As growth areas such as the cloud become a larger portion of IBM’s overall revenue, there is hope that the company will return to growth in 2021. For its part, IBM management expects to grow revenue for the full year 2021. It also expects adjusted free cash flow of $11 billion to $12 billion in 2021. This would represent growth from 2020, in which IBM generated free cash flow of $10.8 billion.
We expect 4% annual EPS growth for IBM over the next five years. This forecast takes into account modest revenue growth, as well as share repurchases which we expect to resume in the years ahead.
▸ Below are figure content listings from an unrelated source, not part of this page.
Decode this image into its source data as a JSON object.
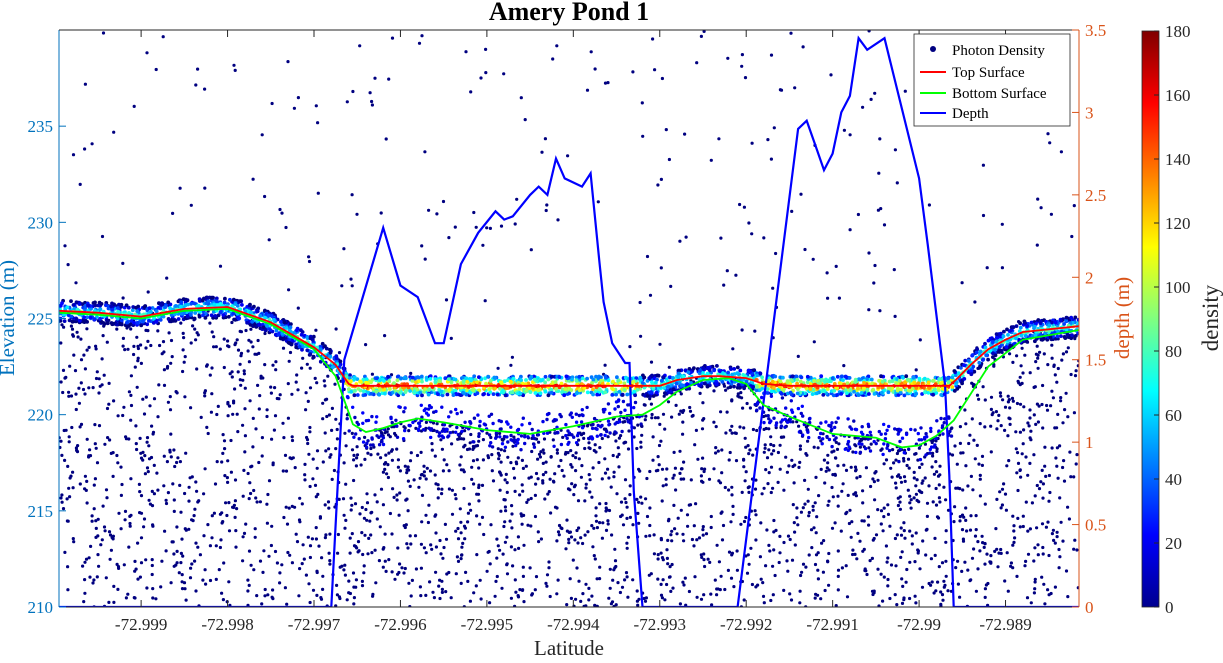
{
  "chart_data": {
    "type": "scatter",
    "title": "Amery Pond 1",
    "xlabel": "Latitude",
    "ylabel_left": "Elevation (m)",
    "ylabel_right": "depth (m)",
    "colorbar_label": "density",
    "xlim": [
      -72.99995,
      -72.98815
    ],
    "ylim_left": [
      210,
      240
    ],
    "ylim_right": [
      0,
      3.5
    ],
    "clim": [
      0,
      180
    ],
    "x_ticks": [
      -72.999,
      -72.998,
      -72.997,
      -72.996,
      -72.995,
      -72.994,
      -72.993,
      -72.992,
      -72.991,
      -72.99,
      -72.989
    ],
    "x_tick_labels": [
      "-72.999",
      "-72.998",
      "-72.997",
      "-72.996",
      "-72.995",
      "-72.994",
      "-72.993",
      "-72.992",
      "-72.991",
      "-72.99",
      "-72.989"
    ],
    "y_left_ticks": [
      210,
      215,
      220,
      225,
      230,
      235
    ],
    "y_left_tick_labels": [
      "210",
      "215",
      "220",
      "225",
      "230",
      "235"
    ],
    "y_right_ticks": [
      0,
      0.5,
      1,
      1.5,
      2,
      2.5,
      3,
      3.5
    ],
    "y_right_tick_labels": [
      "0",
      "0.5",
      "1",
      "1.5",
      "2",
      "2.5",
      "3",
      "3.5"
    ],
    "colorbar_ticks": [
      0,
      20,
      40,
      60,
      80,
      100,
      120,
      140,
      160,
      180
    ],
    "colorbar_tick_labels": [
      "0",
      "20",
      "40",
      "60",
      "80",
      "100",
      "120",
      "140",
      "160",
      "180"
    ],
    "colors": {
      "left_axis": "#0072BD",
      "right_axis": "#D95319",
      "top_surface": "#FF0000",
      "bottom_surface": "#00FF00",
      "depth": "#0000FF",
      "photon_marker": "#000080"
    },
    "legend": {
      "placement": "top-right",
      "entries": [
        "Photon Density",
        "Top Surface",
        "Bottom Surface",
        "Depth"
      ]
    },
    "series": [
      {
        "name": "Top Surface",
        "axis": "left",
        "x": [
          -72.99995,
          -72.9995,
          -72.999,
          -72.9985,
          -72.998,
          -72.9975,
          -72.997,
          -72.99675,
          -72.9966,
          -72.99655,
          -72.9965,
          -72.996,
          -72.995,
          -72.994,
          -72.9933,
          -72.993,
          -72.9928,
          -72.9925,
          -72.9923,
          -72.992,
          -72.9918,
          -72.9915,
          -72.991,
          -72.9905,
          -72.99,
          -72.98965,
          -72.9896,
          -72.9894,
          -72.9892,
          -72.989,
          -72.9888,
          -72.98815
        ],
        "y": [
          225.4,
          225.3,
          225.1,
          225.5,
          225.6,
          224.8,
          223.5,
          222.6,
          221.6,
          221.5,
          221.5,
          221.5,
          221.5,
          221.5,
          221.5,
          221.5,
          221.8,
          222.0,
          222.0,
          221.9,
          221.6,
          221.5,
          221.5,
          221.5,
          221.5,
          221.5,
          221.7,
          222.6,
          223.4,
          223.9,
          224.3,
          224.6
        ]
      },
      {
        "name": "Bottom Surface",
        "axis": "left",
        "x": [
          -72.99995,
          -72.9995,
          -72.999,
          -72.9985,
          -72.998,
          -72.9975,
          -72.997,
          -72.99675,
          -72.99655,
          -72.9964,
          -72.9962,
          -72.996,
          -72.9958,
          -72.9955,
          -72.995,
          -72.9945,
          -72.994,
          -72.9935,
          -72.9932,
          -72.993,
          -72.9928,
          -72.9925,
          -72.9922,
          -72.992,
          -72.9918,
          -72.9915,
          -72.991,
          -72.9905,
          -72.9902,
          -72.99,
          -72.9898,
          -72.9896,
          -72.9892,
          -72.9888,
          -72.98815
        ],
        "y": [
          225.3,
          225.2,
          225.0,
          225.4,
          225.5,
          224.7,
          223.4,
          222.0,
          219.5,
          219.1,
          219.3,
          219.6,
          219.8,
          219.6,
          219.2,
          219.0,
          219.4,
          219.9,
          220.0,
          220.5,
          221.2,
          221.8,
          221.9,
          221.6,
          220.5,
          219.9,
          219.0,
          218.8,
          218.3,
          218.4,
          218.9,
          219.7,
          222.5,
          223.9,
          224.4
        ]
      },
      {
        "name": "Depth",
        "axis": "right",
        "x": [
          -72.99995,
          -72.9968,
          -72.99665,
          -72.9962,
          -72.996,
          -72.9958,
          -72.9956,
          -72.9955,
          -72.9953,
          -72.9951,
          -72.9949,
          -72.9948,
          -72.9947,
          -72.9945,
          -72.9944,
          -72.9943,
          -72.9942,
          -72.9941,
          -72.9939,
          -72.9938,
          -72.9937,
          -72.99365,
          -72.99355,
          -72.9934,
          -72.99335,
          -72.9933,
          -72.9932,
          -72.9926,
          -72.9921,
          -72.9914,
          -72.9913,
          -72.9912,
          -72.9911,
          -72.991,
          -72.9909,
          -72.9908,
          -72.9907,
          -72.9906,
          -72.9904,
          -72.99,
          -72.9899,
          -72.9897,
          -72.98965,
          -72.9896,
          -72.9895,
          -72.9894,
          -72.98815
        ],
        "y": [
          0,
          0,
          1.5,
          2.3,
          1.95,
          1.88,
          1.6,
          1.6,
          2.08,
          2.27,
          2.4,
          2.35,
          2.37,
          2.5,
          2.55,
          2.5,
          2.72,
          2.6,
          2.55,
          2.63,
          2.1,
          1.85,
          1.6,
          1.48,
          1.48,
          0.7,
          0,
          0,
          0,
          2.9,
          2.95,
          2.8,
          2.65,
          2.75,
          3.0,
          3.1,
          3.45,
          3.38,
          3.45,
          2.6,
          2.2,
          1.35,
          0.8,
          0,
          0,
          0,
          0
        ]
      }
    ]
  }
}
Competitive Advantages & Recession Performance
Despite its lack of growth in the past few years, IBM still enjoys meaningful competitive advantages, primarily its industry leadership position and scale. IBM is set to split into two companies by the end of 2021. The new IBM will be the #1 hybrid cloud platform, with annual revenue of $59 billion.
In addition, the New Company (referred to as NewCo) will be the #1 Managed Infrastructure Services provider with annual revenue of $19 billion. NewCo will have approximately 4,600 clients including over 75% of the Fortune 100, along with a $60 billion services backlog, approximately 45% of which is cloud services.
Holding such strong positions in its core strategic areas gives IBM a reasonably good chance of successfully turning itself around and returning to growth in the years ahead.
In terms of recession performance, IBM receives mixed reviews. As a global technology company, IBM is exposed to the fluctuations of the broader economy. For example, in 2020 the company’s revenue and earnings-per-share declined as the global economy fell into recession due to the coronavirus pandemic.
That said, IBM performed relatively well in the Great Recession of 2007. IBM’s performance during that recession is listed below:
- 2008 earnings-per-share: $8.93
- 2009 earnings-per-share: $10.01 (12% increase)
- 2010 earnings-per-share: $11.52 (15% increase)
- 2011 earnings-per-share: $13.06 (13% increase)
It is quite impressive that IBM was able to grow its earnings-per-share in each year of the Great Recession. Moreover, the dividend kept increasing as well. While the company’s recession performance was not as strong in 2020, it did remain highly profitable, which allowed it to keep its dividend increase streak alive.
Valuation & Expected Returns
IBM shares look attractive on a valuation basis, as the stock trades for a price-to-earnings ratio of 13.9 based on 2020 EPS from continuing operations of $8.67. Investors should also keep in mind that EPS is coming off a low base from 2020. Even so, the stock trades above our fair value P/E estimate of 11. The impact of a declining valuation multiple could reduce annual returns by 4.6% per year over the next five years.
These negative returns could be offset by earnings-per-share growth and dividends. As previously mentioned, we expect 4% annual EPS growth through 2026. In addition, the stock has a high current dividend yield of 5.4%. Overall, we estimate total returns at 4.8% per year.
This is a decent, albeit modest, expected rate of return. Therefore, we rate the stock a hold. However, IBM could be an attractive stock specifically for income investors in search of high yields. We believe the dividend is safe, given the company’s strong cash flow generation.
IBM is among the 2021 inductees to the prestigious Dividend Aristocrats list, but investors may not have noticed due to the company’s ongoing fundamental difficulties. But despite the persistent decline in revenue over the past few years, IBM has continued to raise its dividend each year, due to the company’s steady profitability and strong free cash flow.
With a high dividend yield above 5%, and a rising dividend each year, we view IBM stock favorably for income investors.